Another situation is when supplementary information becomes available. Lets say that more stands should be added to already imported stands (belonging to the same area, e.g. due to an ongoing forest inventory). By linking, such completing of the stand register is no problem. Neither is there a problem if some stands have updated stand data (e.g., updated management classification). Linking and importing stands with identical identification (usually by the fields "MapId", "StandId", and "SubStandId") will replace these stands and leave all other stands of the area unaffected.
When linking new data to existing you need to specify a link, a valid "Attribute Key", found in the combo box. Use fields from the stand register and/or user defined constants.
Simulating single tree-data
A stand register usually includes, in each stand, average values and totals for several variables. However, models applied in the simulations of growth, treatments, etc. need initial forest state descriptions at the single tree-level. If not obtained in a forest inventory, e.g. according to Ivent, such data can be simulated. Other inventory methods, and other simulation techniques (e.g. sample plot imputation), are available. Remote sensing like airborne laser sensors may soon return (a sample of) single-tree data for large areas without great costs, but of great interest.
Single tree-data is randomly simulated using a set of parameter values given by the imported stand register. Moreover, the user define the size (in m2) and the number of plots (i.e. reference or prediction units) per stand to be simulated. Why simulate a sample of trees and not all trees of the stand? Acually, all trees are simulated, but only in the 2D-/3D-vizualisations in StandWise. In any other situation, a sample of single tree-data is the expected format describing the forests (saving both space and computational time). By using the tree species-wise mean diameter, mean height, total basal area (in m2/ha), and total number of stems per hectare, it is quite straightforward to distribute a total volume over a certain number of trees, of certain sizes. A Weibull probability density distribution is applied ([1]), actually distributing the trees' diameters (at breast height). The Weibull distribution share properties with many other distributions, like the exponential and the normal (the Gaussian). However, by using the scale parameter (approx. correponding to the tree species' DG) and the shape parameter, usually with a value of 1.5 - 5, a skewed distribution with a right-side tail is obtained. This corresponds fairly well to real forest stands and reflects the occurrence of some, but not many trees larger than the average tree of the stand. On the other side (the left-side), it is prohibited that a stand include trees with negative diameters. Which would have been unrealistic.

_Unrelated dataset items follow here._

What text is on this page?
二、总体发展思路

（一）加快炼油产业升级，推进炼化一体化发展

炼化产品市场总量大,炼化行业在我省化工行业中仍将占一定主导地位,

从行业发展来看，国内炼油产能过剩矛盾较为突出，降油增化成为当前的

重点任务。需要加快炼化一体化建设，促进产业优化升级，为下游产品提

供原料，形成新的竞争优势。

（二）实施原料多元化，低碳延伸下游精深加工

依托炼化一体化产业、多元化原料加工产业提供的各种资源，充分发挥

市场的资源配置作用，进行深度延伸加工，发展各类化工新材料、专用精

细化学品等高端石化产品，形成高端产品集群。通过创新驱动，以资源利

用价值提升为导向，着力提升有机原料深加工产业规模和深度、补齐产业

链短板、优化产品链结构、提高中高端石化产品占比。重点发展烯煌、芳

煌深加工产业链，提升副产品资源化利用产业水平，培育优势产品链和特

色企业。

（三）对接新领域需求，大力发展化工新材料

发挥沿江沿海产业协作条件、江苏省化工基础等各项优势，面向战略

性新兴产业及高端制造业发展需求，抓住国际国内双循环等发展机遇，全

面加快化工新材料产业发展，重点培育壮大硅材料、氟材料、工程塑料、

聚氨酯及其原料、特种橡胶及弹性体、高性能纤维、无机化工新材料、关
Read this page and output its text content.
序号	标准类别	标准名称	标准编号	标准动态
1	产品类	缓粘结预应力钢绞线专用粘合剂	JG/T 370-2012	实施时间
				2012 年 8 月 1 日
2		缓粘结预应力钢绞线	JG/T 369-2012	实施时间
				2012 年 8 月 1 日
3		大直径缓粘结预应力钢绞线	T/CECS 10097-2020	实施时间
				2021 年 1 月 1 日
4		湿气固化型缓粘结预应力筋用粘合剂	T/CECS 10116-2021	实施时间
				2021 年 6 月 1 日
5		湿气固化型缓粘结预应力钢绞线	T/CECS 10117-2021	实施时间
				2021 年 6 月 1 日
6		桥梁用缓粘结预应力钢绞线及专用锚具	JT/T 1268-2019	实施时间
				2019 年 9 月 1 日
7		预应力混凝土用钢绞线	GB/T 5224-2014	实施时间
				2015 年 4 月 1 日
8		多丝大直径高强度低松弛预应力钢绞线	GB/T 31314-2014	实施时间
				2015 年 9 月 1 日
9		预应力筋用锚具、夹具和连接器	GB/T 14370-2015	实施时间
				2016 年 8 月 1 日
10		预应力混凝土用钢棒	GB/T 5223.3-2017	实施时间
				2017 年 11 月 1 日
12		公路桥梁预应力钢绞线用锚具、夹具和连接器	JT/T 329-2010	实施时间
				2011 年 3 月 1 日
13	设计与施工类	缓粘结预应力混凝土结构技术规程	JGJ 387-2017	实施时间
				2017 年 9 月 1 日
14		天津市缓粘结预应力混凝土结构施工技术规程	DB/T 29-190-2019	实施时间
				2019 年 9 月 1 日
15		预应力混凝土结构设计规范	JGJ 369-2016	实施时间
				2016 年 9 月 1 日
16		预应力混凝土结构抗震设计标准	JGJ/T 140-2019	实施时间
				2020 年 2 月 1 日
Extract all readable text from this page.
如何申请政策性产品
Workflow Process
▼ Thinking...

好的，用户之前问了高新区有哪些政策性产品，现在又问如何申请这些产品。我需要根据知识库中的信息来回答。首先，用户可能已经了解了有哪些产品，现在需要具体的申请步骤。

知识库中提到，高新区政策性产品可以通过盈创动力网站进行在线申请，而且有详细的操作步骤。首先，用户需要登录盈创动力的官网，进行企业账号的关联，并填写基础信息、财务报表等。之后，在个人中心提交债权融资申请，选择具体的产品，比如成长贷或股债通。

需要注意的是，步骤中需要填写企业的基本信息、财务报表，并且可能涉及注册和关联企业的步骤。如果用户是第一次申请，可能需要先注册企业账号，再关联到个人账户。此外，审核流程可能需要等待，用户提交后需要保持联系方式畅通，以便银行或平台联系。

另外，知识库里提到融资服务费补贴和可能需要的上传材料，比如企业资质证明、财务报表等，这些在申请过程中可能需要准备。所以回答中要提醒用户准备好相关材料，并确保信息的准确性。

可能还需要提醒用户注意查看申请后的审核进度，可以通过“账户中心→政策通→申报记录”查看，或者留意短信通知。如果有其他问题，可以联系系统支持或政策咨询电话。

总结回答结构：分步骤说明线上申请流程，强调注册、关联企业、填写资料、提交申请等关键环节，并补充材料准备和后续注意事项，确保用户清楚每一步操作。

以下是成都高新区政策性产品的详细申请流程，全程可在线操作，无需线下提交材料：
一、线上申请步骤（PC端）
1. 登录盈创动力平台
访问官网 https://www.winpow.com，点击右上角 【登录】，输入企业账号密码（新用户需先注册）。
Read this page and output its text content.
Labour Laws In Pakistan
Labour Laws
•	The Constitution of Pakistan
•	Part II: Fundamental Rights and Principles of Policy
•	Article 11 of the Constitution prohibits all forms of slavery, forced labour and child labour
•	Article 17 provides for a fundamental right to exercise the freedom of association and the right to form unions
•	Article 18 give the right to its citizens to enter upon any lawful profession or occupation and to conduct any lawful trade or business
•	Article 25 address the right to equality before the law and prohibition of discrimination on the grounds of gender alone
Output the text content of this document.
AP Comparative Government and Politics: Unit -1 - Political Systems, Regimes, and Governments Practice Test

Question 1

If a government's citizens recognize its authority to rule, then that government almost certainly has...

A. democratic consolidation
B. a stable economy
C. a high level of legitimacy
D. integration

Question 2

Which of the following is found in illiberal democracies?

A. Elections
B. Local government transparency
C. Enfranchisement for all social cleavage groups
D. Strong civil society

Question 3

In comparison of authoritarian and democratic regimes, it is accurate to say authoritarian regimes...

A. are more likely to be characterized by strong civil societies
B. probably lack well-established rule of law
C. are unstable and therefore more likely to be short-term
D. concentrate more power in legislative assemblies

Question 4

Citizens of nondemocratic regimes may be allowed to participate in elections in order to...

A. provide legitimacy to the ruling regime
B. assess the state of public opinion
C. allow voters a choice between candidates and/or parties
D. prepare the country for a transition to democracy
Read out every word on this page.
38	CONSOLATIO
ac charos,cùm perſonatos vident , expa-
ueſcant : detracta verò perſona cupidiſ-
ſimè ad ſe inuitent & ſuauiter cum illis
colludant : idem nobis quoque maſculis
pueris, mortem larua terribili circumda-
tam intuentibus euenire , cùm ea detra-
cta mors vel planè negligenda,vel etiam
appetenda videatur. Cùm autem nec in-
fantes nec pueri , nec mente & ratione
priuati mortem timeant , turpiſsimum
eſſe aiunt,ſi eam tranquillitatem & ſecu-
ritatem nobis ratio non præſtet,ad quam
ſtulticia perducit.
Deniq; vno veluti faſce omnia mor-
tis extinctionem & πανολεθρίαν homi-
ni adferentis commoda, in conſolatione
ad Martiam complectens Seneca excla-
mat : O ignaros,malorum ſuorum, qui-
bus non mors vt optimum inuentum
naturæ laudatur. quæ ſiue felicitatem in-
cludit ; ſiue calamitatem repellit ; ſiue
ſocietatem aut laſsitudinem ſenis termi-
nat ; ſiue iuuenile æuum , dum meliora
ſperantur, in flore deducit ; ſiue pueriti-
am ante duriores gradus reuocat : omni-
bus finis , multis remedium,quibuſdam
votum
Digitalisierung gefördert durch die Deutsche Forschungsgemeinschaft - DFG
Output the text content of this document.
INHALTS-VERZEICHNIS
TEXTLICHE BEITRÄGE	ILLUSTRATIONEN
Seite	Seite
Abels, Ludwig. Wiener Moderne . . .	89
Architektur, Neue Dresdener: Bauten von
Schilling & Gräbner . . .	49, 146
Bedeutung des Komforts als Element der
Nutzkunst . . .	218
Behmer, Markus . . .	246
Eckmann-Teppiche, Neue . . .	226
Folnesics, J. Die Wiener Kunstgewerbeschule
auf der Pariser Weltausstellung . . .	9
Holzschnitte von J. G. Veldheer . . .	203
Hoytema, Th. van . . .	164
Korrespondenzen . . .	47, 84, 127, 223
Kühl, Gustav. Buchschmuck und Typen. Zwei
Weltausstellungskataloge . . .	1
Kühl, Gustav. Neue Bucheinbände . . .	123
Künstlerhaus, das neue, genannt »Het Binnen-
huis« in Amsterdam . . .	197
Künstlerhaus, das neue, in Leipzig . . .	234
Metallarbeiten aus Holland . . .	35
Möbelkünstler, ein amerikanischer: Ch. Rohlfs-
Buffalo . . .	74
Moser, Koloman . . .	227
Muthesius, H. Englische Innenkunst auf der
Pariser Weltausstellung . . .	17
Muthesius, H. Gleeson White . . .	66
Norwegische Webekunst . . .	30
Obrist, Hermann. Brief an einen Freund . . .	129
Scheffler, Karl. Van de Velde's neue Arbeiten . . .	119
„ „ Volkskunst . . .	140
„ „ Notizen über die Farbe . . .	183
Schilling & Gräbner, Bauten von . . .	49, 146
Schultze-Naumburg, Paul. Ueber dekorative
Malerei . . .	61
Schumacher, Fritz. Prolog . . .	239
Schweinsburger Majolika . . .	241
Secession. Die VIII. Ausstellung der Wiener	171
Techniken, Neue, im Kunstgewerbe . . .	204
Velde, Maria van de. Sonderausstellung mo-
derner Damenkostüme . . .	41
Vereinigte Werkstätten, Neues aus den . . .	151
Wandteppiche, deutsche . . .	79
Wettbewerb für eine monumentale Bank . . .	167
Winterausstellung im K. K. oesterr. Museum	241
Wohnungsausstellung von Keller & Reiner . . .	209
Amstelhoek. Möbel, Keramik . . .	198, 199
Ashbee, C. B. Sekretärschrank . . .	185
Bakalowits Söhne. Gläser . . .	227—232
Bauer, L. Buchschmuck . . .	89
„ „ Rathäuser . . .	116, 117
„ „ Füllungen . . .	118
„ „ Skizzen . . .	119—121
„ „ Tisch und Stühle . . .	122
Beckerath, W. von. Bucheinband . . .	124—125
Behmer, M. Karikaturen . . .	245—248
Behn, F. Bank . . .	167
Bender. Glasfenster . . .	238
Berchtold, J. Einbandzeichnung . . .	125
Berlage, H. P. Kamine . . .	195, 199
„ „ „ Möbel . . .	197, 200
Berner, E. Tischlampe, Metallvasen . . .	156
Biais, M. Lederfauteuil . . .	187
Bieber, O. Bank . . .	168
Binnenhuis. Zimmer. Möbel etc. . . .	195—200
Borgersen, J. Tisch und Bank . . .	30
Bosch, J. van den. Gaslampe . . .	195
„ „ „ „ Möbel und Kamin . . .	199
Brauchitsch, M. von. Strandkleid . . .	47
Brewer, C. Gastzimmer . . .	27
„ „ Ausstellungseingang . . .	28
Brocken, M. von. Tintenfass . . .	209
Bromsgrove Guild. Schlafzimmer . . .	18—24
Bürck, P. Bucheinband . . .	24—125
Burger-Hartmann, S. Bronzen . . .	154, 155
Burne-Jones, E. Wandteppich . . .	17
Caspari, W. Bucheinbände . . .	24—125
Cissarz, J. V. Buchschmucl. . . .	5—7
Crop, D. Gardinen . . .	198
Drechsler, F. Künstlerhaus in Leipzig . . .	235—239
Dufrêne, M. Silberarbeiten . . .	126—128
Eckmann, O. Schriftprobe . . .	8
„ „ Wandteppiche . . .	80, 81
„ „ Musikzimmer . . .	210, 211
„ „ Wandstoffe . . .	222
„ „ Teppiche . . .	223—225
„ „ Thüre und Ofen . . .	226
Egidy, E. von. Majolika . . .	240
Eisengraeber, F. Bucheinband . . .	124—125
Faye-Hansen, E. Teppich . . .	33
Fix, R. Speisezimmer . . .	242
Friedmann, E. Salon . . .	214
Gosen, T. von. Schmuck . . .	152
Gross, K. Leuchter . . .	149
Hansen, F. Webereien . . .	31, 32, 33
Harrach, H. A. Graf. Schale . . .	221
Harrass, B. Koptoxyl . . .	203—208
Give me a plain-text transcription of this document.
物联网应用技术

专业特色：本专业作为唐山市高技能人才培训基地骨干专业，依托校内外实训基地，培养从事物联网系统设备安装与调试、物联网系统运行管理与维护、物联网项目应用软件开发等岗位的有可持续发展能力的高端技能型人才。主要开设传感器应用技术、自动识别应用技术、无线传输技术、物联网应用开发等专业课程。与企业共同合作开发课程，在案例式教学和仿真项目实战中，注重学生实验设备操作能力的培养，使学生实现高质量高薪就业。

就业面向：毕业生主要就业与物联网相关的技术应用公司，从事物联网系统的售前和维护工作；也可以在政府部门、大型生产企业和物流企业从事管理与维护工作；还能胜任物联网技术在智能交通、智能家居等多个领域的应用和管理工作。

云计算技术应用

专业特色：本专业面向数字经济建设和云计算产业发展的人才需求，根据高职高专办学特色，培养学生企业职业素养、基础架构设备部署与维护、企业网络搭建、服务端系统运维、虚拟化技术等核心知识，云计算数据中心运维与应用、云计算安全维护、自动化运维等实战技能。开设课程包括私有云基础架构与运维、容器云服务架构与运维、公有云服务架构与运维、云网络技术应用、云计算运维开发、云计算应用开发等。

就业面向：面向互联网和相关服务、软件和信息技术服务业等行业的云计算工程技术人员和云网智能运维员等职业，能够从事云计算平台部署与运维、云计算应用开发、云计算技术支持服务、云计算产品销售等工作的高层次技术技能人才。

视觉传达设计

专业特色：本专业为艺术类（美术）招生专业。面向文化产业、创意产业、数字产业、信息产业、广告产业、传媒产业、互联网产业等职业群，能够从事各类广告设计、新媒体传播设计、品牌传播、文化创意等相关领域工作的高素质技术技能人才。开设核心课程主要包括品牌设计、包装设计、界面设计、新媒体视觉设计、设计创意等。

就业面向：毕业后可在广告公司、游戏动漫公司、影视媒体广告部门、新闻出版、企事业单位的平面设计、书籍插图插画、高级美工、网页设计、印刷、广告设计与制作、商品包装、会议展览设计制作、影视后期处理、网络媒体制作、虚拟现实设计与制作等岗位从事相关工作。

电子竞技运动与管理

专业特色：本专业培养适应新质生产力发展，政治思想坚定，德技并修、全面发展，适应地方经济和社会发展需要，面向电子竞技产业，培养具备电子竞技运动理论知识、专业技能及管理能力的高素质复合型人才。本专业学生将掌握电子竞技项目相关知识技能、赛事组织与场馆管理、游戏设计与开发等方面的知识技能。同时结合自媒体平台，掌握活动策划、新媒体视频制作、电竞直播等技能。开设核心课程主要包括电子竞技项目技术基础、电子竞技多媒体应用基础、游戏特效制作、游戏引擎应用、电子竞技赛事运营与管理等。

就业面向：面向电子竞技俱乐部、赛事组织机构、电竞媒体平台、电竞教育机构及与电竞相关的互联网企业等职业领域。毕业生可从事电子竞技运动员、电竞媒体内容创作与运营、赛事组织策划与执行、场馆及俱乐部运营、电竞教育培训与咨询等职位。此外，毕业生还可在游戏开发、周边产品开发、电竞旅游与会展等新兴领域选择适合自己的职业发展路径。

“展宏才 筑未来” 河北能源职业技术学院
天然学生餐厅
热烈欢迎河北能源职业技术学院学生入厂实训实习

The shape parameter is of importance, including both the actual shape of the distribution and its scale. A scale parameter is known for "stretching/shrinking the width of the distribution". A stand register, unfortunately, seldom includes any information about the distribution of tree sizes. Any notes like "homogeneous" or "heterogeneous" should be taken into consideration. For the moment, this is done using the mandatory field "EvenAgedCode" in the stand register import. With a heterogeneous stand the user should here select "UnevenAged" to obtain a relatively wide diameter distribution, and vice versa. As you notice, this is not fully consistent - a stand with trees of same age might very well include both large and small trees (both dominating and supressed trees).